On May 18, 2022the EU Court (“Court“) confirmed the European Commission (“Commission“) 28 million euros fine imposed on Canon Inc. (“cannon“) for gun-jumping as part of a storage structure set up to help him acquire Toshiba Medical Systems Corporation (“TMSC“). The Tribunal confirmed that by Cannon the two-step takeover of TMSC, via a warehousing structure, had led to a partial implementation of the operation before the Commission’s clearance and, as such, cannon was in violation of his EU notification and standstill obligations.

The key takeaway from the ruling is that steps in the transaction that, on their own, do not give the buyer early control over the target may constitute partial implementation if they contribute to “a lasting change in control of the target”. In light of the highly anticipated Competition (Amendment) Bill 2022 (the “Invoice“), and its implementation of a wider and more extensive gun-jumping ban – Irish companies involved in M&A transactions are advised to proceed with caution, particularly if the transaction involves storage structures or several stages before construction.

Cooperation with the Commission

cannon began the process of pre-notification of its proposed acquisition of sole control of TMSC to the Commission in March 2016, but did not officially notify the deal until August of that year.
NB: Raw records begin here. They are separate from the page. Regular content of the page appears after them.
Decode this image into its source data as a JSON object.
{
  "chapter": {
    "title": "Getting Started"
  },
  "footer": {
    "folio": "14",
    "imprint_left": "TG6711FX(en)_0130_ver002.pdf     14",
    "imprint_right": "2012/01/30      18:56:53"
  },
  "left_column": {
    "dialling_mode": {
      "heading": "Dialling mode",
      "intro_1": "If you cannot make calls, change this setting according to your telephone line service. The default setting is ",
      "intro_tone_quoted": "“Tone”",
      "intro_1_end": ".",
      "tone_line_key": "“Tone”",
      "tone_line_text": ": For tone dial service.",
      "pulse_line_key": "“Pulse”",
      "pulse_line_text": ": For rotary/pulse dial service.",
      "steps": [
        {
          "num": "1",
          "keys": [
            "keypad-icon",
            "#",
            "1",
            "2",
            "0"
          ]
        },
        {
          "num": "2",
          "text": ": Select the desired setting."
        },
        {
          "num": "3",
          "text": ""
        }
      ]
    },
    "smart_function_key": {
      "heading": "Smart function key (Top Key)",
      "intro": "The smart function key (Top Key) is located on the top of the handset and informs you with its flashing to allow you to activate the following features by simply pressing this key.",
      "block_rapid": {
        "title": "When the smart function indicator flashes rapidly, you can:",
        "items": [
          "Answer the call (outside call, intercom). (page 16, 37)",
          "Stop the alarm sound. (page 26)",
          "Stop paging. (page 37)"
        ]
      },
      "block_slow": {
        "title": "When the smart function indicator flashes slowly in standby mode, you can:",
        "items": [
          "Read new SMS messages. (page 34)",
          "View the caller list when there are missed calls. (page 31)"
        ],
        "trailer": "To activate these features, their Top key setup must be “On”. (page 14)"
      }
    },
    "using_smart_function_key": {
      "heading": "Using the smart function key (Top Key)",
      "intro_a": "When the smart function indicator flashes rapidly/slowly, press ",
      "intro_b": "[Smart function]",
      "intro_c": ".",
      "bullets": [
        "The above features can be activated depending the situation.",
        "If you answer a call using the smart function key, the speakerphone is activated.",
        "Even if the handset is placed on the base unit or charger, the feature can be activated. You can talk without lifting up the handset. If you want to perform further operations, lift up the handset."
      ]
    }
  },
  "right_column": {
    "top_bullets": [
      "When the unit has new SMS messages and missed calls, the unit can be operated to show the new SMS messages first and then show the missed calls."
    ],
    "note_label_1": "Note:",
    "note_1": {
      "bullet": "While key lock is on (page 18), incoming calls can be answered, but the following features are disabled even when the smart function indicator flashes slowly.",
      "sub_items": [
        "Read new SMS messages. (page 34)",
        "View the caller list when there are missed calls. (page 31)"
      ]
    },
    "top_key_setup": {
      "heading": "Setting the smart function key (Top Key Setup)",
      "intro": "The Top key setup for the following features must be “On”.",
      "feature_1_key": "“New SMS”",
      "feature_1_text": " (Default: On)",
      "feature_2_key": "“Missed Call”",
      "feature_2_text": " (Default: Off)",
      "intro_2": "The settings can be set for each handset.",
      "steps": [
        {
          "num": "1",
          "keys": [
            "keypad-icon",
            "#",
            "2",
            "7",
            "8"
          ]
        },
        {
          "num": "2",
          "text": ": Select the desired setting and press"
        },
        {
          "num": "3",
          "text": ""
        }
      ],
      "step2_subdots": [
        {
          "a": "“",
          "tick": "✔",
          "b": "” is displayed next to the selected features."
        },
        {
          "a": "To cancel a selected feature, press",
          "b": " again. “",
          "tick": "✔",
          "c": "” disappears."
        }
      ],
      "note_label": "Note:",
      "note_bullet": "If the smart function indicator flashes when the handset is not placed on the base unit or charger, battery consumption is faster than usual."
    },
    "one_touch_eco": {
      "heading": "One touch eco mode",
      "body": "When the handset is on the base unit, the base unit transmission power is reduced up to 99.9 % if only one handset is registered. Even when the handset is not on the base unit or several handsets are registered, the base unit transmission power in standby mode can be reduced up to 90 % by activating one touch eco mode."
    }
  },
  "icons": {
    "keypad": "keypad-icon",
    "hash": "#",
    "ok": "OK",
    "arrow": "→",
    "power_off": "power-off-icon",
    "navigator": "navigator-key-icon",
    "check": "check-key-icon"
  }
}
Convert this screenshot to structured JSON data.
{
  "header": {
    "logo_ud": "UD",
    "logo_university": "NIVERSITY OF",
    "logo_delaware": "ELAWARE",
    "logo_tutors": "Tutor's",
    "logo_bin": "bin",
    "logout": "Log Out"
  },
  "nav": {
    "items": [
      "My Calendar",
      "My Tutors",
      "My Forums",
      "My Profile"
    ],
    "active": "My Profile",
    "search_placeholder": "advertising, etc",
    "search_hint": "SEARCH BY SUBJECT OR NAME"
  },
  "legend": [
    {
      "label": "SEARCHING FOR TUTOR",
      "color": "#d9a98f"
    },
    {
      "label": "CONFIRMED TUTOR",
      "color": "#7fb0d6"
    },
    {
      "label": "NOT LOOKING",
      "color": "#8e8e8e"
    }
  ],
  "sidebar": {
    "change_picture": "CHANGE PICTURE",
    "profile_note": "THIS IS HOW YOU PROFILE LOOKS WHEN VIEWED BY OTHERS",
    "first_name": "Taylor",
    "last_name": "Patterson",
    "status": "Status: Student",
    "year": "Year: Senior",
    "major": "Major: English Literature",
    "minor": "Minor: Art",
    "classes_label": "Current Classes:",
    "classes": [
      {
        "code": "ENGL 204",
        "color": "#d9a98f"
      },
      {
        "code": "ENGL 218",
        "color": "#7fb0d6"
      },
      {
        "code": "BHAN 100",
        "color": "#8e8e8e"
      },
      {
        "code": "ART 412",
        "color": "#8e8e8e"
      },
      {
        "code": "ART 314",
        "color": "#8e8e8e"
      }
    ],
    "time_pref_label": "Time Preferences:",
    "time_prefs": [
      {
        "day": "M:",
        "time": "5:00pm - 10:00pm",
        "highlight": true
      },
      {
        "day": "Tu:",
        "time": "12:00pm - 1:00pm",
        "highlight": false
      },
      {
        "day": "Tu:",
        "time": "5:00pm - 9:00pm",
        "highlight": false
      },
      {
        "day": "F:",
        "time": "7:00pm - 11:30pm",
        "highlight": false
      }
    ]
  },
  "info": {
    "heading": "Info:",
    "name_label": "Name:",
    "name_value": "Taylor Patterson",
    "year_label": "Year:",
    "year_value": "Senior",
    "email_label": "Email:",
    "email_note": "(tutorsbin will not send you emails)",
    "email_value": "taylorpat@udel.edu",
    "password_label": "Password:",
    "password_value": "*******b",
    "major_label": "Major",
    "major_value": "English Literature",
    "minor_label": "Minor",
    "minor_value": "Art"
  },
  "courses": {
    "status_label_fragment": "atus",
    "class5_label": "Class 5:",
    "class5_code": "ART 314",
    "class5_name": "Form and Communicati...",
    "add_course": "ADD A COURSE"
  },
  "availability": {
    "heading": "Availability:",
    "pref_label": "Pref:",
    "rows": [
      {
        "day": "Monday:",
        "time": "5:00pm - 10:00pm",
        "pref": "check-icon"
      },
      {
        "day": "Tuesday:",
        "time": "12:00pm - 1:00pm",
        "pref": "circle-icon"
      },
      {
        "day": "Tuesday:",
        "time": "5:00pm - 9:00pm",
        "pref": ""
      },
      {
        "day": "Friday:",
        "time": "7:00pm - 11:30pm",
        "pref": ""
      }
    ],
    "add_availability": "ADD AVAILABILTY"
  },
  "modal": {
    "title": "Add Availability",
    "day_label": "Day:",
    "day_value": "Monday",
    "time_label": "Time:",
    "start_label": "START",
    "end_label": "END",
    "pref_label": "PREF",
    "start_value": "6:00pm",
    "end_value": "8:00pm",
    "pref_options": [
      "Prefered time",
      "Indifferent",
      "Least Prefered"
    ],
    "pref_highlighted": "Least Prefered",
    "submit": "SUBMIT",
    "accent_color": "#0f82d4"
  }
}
The unconditional authorization of the operation was given by the Commission in September 2016. However, before the authorization and following an anonymous complaint, the Commission opened an investigation (in July 2016) for possible breaches of the standstill and notification obligations.

Context of the transaction

by Cannon The acquisition of TMSC in 2016 took place in two stages:

Step 1 – March 2016: For approximately 5.28 billion euros, cannon purchased 5% of the share capital of TMSC (with limited voting rights) and call options to acquire all of the shares of TMSC. It should be noted that the call options could be exercised after receipt of the required competition authorizations. At a time, MS Holding (an SPV owned and controlled by cannon) paid €800.00 for 95% of the share capital of TMSC (with voting rights). Both transactions were implemented instantly.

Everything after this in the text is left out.